Baylor College of Medicine in Botswana
by: Capella Tucker, June 28, 2006 5:06:00 am
Senior Vice President and Dean of Medical Education Doctor Major Bradshaw has been in a leadership position at Baylor College of Medicine for the past 30 years. Instead of thinking about retirement, Bradshaw is thinking about how to start a medical school in Botswana. He leaves next month to begin work on developing a curriculum and designing a building for the medical and health sciences programs.
"The goal of course is to have students beginning at the University of Botswana and completing all of their medical education in that country. And the motivation is clearly to have people stay in Botswana to practice."
Bradshaw says about ten percent of medical staff in Botswana is originally from the republic. He says the rest come from elsewhere on a contract basis.
"Physicians from Russia, from China, a lot from Cuba and other countries. And they are there for six months, the average time is about three years apparently, some stay longer. But it's a real problem for the stability for the country."

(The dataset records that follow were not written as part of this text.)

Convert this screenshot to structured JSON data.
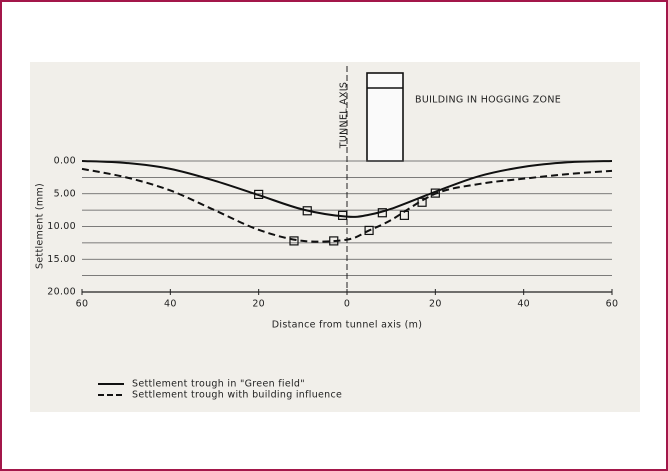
{
  "chart_data": {
    "type": "line",
    "x_label": "Distance from tunnel axis (m)",
    "y_label": "Settlement (mm)",
    "annotations": {
      "tunnel_axis": "TUNNEL AXIS",
      "building": "BUILDING IN HOGGING ZONE"
    },
    "xlim": [
      -60,
      60
    ],
    "xticks": [
      {
        "value": -60,
        "label": "60"
      },
      {
        "value": -40,
        "label": "40"
      },
      {
        "value": -20,
        "label": "20"
      },
      0,
      {
        "value": 20,
        "label": "20"
      },
      {
        "value": 40,
        "label": "40"
      },
      {
        "value": 60,
        "label": "60"
      }
    ],
    "ylim": [
      0,
      20
    ],
    "y_inverted": true,
    "yticks": [
      {
        "value": 0,
        "label": "0.00"
      },
      {
        "value": 5,
        "label": "5.00"
      },
      {
        "value": 10,
        "label": "10.00"
      },
      {
        "value": 15,
        "label": "15.00"
      },
      {
        "value": 20,
        "label": "20.00"
      }
    ],
    "y_minor_ticks": [
      2.5,
      7.5,
      12.5,
      17.5
    ],
    "grid": true,
    "legend": "bottom-left",
    "series": [
      {
        "name": "Settlement trough in \"Green field\"",
        "color": "#111111",
        "dash": "solid",
        "x": [
          -60,
          -50,
          -40,
          -30,
          -20,
          -10,
          0,
          5,
          10,
          20,
          30,
          40,
          50,
          60
        ],
        "values": [
          0.0,
          0.3,
          1.2,
          3.0,
          5.2,
          7.4,
          8.5,
          8.2,
          7.3,
          4.7,
          2.3,
          0.9,
          0.2,
          0.0
        ],
        "markers": {
          "x": [
            -20,
            -9,
            -1,
            8,
            20
          ],
          "values": [
            5.1,
            7.6,
            8.3,
            7.9,
            4.9
          ]
        }
      },
      {
        "name": "Settlement trough with building influence",
        "color": "#111111",
        "dash": "dashed",
        "x": [
          -60,
          -50,
          -40,
          -30,
          -20,
          -10,
          0,
          5,
          10,
          20,
          30,
          40,
          50,
          60
        ],
        "values": [
          1.2,
          2.5,
          4.5,
          7.5,
          10.5,
          12.2,
          12.0,
          10.6,
          9.0,
          5.0,
          3.5,
          2.7,
          2.0,
          1.5
        ],
        "markers": {
          "x": [
            -12,
            -3,
            5,
            13,
            17
          ],
          "values": [
            12.2,
            12.2,
            10.6,
            8.3,
            6.3
          ]
        }
      }
    ]
  }
}
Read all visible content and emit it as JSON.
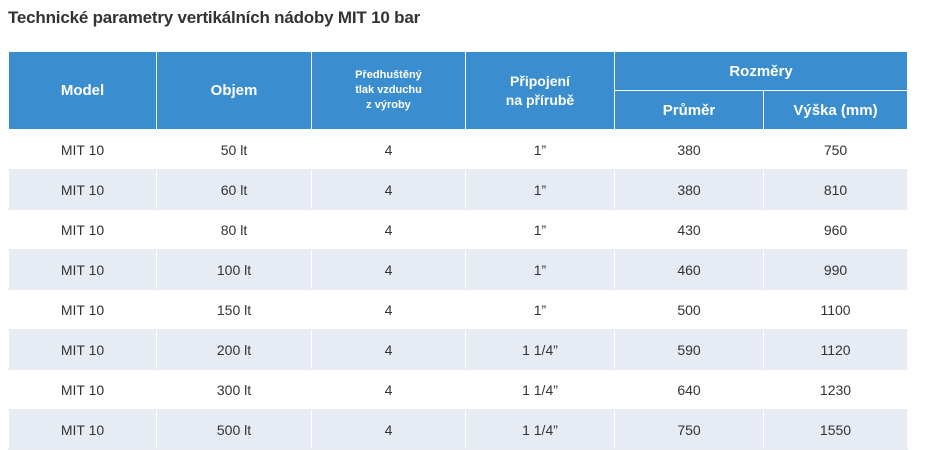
{
  "title": "Technické parametry vertikálních nádoby MIT 10 bar",
  "table": {
    "headers": {
      "model": "Model",
      "volume": "Objem",
      "pressure": "Předhuštěný\ntlak vzduchu\nz výroby",
      "connection": "Připojení\nna přírubě",
      "dimensions": "Rozměry",
      "diameter": "Průměr",
      "height": "Výška (mm)"
    },
    "rows": [
      {
        "model": "MIT 10",
        "volume": "50 lt",
        "pressure": "4",
        "connection": "1”",
        "diameter": "380",
        "height": "750"
      },
      {
        "model": "MIT 10",
        "volume": "60 lt",
        "pressure": "4",
        "connection": "1”",
        "diameter": "380",
        "height": "810"
      },
      {
        "model": "MIT 10",
        "volume": "80 lt",
        "pressure": "4",
        "connection": "1”",
        "diameter": "430",
        "height": "960"
      },
      {
        "model": "MIT 10",
        "volume": "100 lt",
        "pressure": "4",
        "connection": "1”",
        "diameter": "460",
        "height": "990"
      },
      {
        "model": "MIT 10",
        "volume": "150 lt",
        "pressure": "4",
        "connection": "1”",
        "diameter": "500",
        "height": "1100"
      },
      {
        "model": "MIT 10",
        "volume": "200 lt",
        "pressure": "4",
        "connection": "1 1/4”",
        "diameter": "590",
        "height": "1120"
      },
      {
        "model": "MIT 10",
        "volume": "300 lt",
        "pressure": "4",
        "connection": "1 1/4”",
        "diameter": "640",
        "height": "1230"
      },
      {
        "model": "MIT 10",
        "volume": "500 lt",
        "pressure": "4",
        "connection": "1 1/4”",
        "diameter": "750",
        "height": "1550"
      }
    ]
  },
  "colors": {
    "header_bg": "#3a8ed0",
    "header_text": "#ffffff",
    "row_alt_bg": "#e6ebf4",
    "text": "#333333"
  }
}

Bradshaw says it also creates a language barrier. The University of Botswana developed its own pre-med program and Baylor will now help them expand that.Bradshaw has the challenge of developing a curriculum that meets the need of the community.
"The emphasis is going to be much more in terms of public health measures, primary care measures, there will be not only more emphasis on HIV, but more emphasis on tuberculosis and malaria."
Baylor has already established a pediatric HIV/AIDS clinic in Botswana. It opened in 2003. University of Pennsylvania has an affiliation with the hospital in Botswana. Also, the Harvard school of Public Health does the specialized lab testing for the country and has a research program based in Botswana. Capella Tucker, Houston Public Radio News.